Karunanidhi had on Sunday said he felt "let down" by the "lukewarm" response of the Centre.
One of the amendments was to "declare that genocide and war crimes had been committed and inflicted on the Eelam Tamils by the Sri Lankan army and the administrators."
The second one was "establishment of a credible and independent international commission of investigation in a time bound manner into the allegations of war crimes, crimes against humanity, violations of international human rights law, violations of international humanitarian law and crime of genocide against the Tamils."

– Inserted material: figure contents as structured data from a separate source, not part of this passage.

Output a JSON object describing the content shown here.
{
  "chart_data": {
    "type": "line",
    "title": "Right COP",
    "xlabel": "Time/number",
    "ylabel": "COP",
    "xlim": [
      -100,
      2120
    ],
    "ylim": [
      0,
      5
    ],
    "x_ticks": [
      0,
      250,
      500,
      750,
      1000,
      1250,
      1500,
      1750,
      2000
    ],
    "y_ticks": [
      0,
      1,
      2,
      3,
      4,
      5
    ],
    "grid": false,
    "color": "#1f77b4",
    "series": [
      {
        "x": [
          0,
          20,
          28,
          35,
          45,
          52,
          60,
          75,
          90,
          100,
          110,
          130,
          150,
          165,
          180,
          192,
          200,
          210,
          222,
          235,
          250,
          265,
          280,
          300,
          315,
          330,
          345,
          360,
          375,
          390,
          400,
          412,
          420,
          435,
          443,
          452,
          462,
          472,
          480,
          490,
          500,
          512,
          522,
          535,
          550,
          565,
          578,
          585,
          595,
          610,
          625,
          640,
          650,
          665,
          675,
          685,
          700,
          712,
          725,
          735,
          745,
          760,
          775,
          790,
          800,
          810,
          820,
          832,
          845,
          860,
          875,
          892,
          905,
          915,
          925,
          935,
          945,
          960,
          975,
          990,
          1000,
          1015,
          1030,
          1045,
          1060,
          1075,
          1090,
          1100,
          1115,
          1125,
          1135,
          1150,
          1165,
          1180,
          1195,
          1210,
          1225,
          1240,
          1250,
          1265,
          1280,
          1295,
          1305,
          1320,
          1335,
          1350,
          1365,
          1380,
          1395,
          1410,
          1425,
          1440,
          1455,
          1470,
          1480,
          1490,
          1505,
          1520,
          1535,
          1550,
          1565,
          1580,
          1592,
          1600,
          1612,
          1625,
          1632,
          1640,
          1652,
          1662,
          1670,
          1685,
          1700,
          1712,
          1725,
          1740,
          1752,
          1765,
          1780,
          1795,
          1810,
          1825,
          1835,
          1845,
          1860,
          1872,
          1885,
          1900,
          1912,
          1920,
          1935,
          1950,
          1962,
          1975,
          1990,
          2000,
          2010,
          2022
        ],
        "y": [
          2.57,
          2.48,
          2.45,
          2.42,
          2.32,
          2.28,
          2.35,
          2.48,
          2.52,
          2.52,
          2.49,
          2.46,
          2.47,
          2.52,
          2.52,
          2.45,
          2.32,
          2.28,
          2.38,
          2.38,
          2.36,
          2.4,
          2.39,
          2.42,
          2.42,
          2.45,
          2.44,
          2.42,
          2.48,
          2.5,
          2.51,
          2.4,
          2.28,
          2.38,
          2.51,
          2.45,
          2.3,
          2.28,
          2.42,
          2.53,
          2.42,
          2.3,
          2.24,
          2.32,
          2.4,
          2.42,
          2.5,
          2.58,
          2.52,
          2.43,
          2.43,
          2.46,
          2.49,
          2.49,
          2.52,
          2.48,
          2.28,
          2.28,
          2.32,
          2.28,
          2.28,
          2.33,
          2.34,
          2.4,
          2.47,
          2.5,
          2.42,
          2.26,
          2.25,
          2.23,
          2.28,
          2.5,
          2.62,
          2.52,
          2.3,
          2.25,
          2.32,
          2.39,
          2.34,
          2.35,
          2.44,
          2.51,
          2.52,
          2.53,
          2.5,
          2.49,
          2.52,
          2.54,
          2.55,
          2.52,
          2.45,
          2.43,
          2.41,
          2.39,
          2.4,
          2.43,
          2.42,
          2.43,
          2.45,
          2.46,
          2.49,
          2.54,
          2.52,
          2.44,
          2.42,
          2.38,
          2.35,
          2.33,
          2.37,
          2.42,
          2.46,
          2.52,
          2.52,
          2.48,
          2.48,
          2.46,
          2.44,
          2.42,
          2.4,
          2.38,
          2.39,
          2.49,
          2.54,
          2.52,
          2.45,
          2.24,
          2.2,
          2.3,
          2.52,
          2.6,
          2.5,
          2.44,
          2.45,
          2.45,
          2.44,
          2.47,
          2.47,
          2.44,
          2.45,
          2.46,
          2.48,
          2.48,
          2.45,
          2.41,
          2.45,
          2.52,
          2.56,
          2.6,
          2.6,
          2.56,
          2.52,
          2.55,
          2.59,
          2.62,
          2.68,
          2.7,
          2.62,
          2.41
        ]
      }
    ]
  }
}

Karunanidhi said Parliament should adopt the resolution incorporating these two amendments.
To a question, he said if whatever his party had desired for Sri Lankan Tamils (such as the amendments) came true, their (Tamils) 'tension' would come to an end.
After threatening to withdraw his ministers from the Centre, Karunanidhi, whose party has 18 Lok Sabha MPs, went a step further warning that his party will pull out altogether from the ruling alliance if it failed to move amendments to the US-sponsored resolution which will come up for voting at the United Nations Human Rights Council at Geneva on March 21.
Joining her arch rival Karunanidhi, Chief Minister Jayalalithaa demanded that the government take "historic" and "courageous" steps to move amendments to the US-backed resolution to "assuage the deeply hurt sentiments" of people.
"To assuage the legitimate sense of outrage and deeply hurt sentiments, it is absolutely important that India takes a strong stand in support of the US-sponsored resolution in the 22nd Session of the UN Human Rights Council and more importantly moves necessary independent amendments to further strengthen the resolution," she said in a letter to Prime Minister Manmohan Singh.
She also recalled that she had earlier twice taken up with him, including in person, the need for New Delhi to take up the issue of war crimes and slapping economic sanctions on Sri Lanka till Tamils were fully resettled.